His biggest axe was his insistence on the lack of existence of a supreme being. Like all atheists, he seemed plenty peevish about this at times. Atheists can be angry people. This is because they can only prove that religion is nonsense, not that God for a logical certainty does not exist. Atheists and agnostics also get irritated with religious people because they can be so smugly irrational and also possibly because the religious sometimes want to kill us instead of engaging in their normal practice of killing each other.
As an amateur agnostic theologian, and a lifelong apatheist, I am not troubled by the possibility that a Supreme Being may have designed this beautiful if somewhat accident-prone plane of existence. I am also at peace with the fact that there will always be some kind of religion, because of the intrinsic human need to attempt to control the uncontrollable future. Consider the first, unrecorded religion, a nameless, extinct faith whose holidays we nonetheless still celebrate at Christmas and New Year's. A primitive tribe notices that the sun's path across the southern sky is getting lower and lower each day. They go to their juju man, who declares that they must bring him animals to sacrifice and beer to drink, so that he may have the strength to summon the sun back north. A week later, the day is perceptibly longer, and the juju man demands more meat and brew to thank the sun for not disappearing entirely.
I am sure there were cave atheists back then. The forebears of Hitchens, they must have grumbled that the only result they were for certain getting from their sacrifices was that the juju man looked fat and hung over. Because the sun disappearing forever would be way too big a problem with which to take a chance, the other cave people told them to shut up. This started the religious practice of ignoring reason and logic, which logically led to the religious practices of excommunications, inquisitions, heresy trials and burnings at the stake in later years.

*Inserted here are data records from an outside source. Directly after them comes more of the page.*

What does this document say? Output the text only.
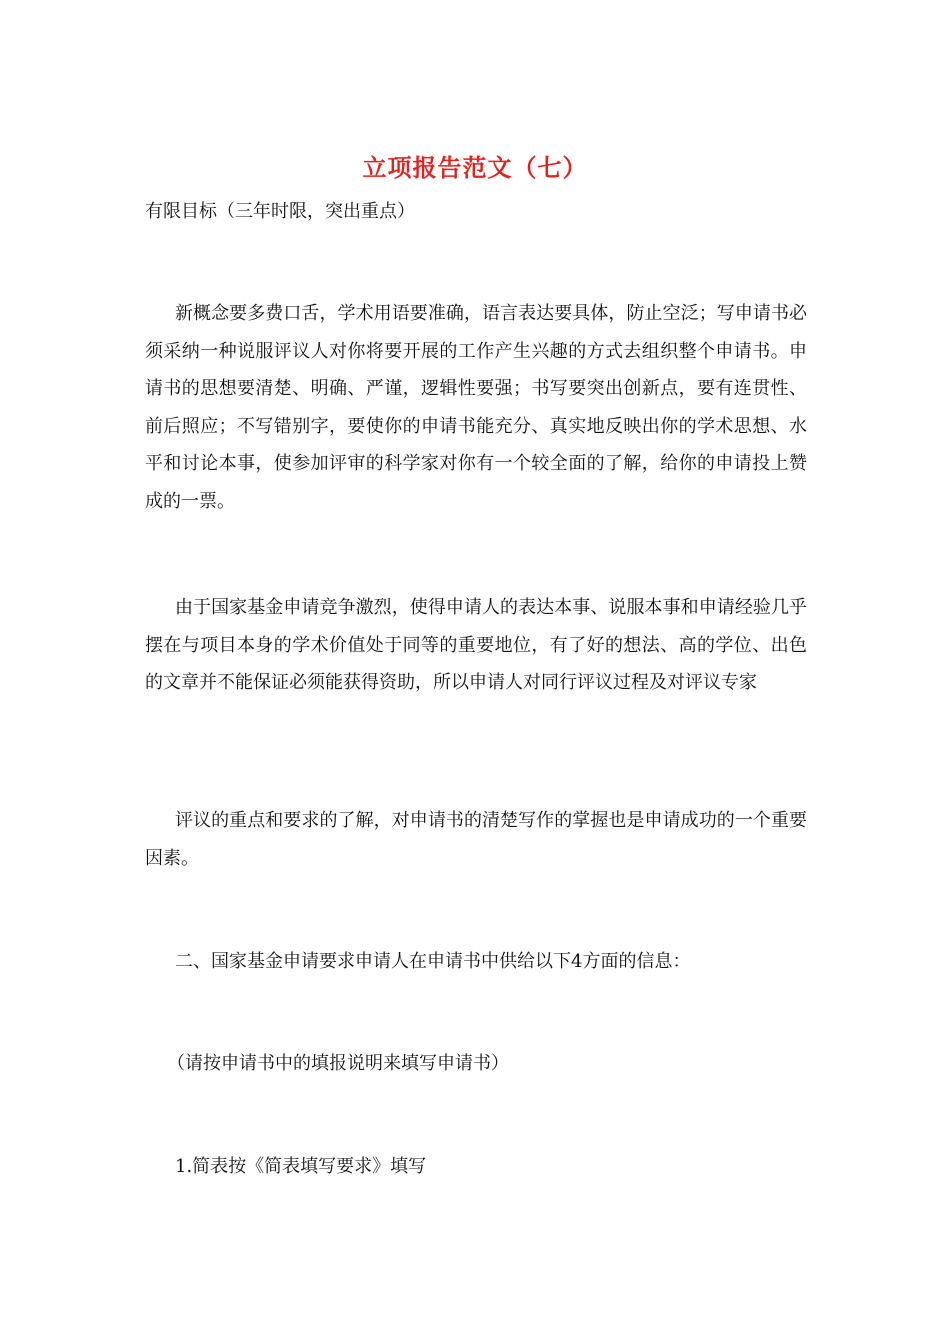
立项报告范文（七）
有限目标（三年时限，突出重点）
新概念要多费口舌，学术用语要准确，语言表达要具体，防止空泛；写申请书必须采纳一种说服评议人对你将要开展的工作产生兴趣的方式去组织整个申请书。申请书的思想要清楚、明确、严谨，逻辑性要强；书写要突出创新点，要有连贯性、前后照应；不写错别字，要使你的申请书能充分、真实地反映出你的学术思想、水平和讨论本事，使参加评审的科学家对你有一个较全面的了解，给你的申请投上赞成的一票。
由于国家基金申请竞争激烈，使得申请人的表达本事、说服本事和申请经验几乎摆在与项目本身的学术价值处于同等的重要地位，有了好的想法、高的学位、出色的文章并不能保证必须能获得资助，所以申请人对同行评议过程及对评议专家
评议的重点和要求的了解，对申请书的清楚写作的掌握也是申请成功的一个重要因素。
二、国家基金申请要求申请人在申请书中供给以下4方面的信息：
（请按申请书中的填报说明来填写申请书）
1.简表按《简表填写要求》填写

The juju man, entranced by his power over the cave people, began adding other rules. He would forbid gay marriage, for example, or tell the cave people they couldn't eat lobster on Sundays. The cave people would obey, because they couldn't risk losing the sun. Eventually, the add-ons became more important than the original central point of the religion. Consider modern American evangelicals, worshippers of sweet loving Jesus. The most important things to them, if I read the news right, are banning abortion and insuring that homophobia remains legal, even though Jesus, according to the written record, never had a word to say about abortion or homosexuality.

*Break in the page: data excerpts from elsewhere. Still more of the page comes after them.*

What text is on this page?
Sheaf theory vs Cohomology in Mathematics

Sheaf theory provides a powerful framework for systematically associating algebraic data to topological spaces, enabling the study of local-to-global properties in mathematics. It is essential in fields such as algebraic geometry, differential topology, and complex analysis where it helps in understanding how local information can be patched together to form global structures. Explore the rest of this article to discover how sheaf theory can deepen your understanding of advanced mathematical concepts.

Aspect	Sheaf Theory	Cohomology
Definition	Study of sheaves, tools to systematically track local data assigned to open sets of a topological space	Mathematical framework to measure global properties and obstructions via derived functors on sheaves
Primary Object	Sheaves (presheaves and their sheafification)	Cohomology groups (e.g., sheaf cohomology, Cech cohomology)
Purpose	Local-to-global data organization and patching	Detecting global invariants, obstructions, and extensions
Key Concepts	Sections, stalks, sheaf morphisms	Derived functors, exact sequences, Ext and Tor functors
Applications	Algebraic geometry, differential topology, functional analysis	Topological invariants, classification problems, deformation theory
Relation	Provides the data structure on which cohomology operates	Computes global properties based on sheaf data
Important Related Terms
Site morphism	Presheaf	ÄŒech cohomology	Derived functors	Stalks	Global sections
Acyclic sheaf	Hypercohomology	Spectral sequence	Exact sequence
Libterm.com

The add-ons are what infuriates atheists and causes them to sue to get crosses taken off hills and commandments banned from courtrooms. If all religions consisted of religious people saying "There is a God, He wants us to be good and we're going to get together every week to talk about that," we rationalists would leave them alone. Especially if they left us alone.
Meanwhile those of us in the agnostic community remain relaxed and bemused, knowing that if there is a God, He wants us to live in a world where there is no incontrovertible evidence of His existence. This takes a lot of pressure off of us, including the pressure to prove that He does not exist. And if He does exist, and in fact does maintain a Heaven, whether it be filled with harps and angels or brimming with extra virgins or is just an eternally sex-charged nightclub where the drinks are free, everyone is beautiful and nobody is jealous, I am sure all atheists go there.
The God I could get behind would let them in just to see the looks on their faces.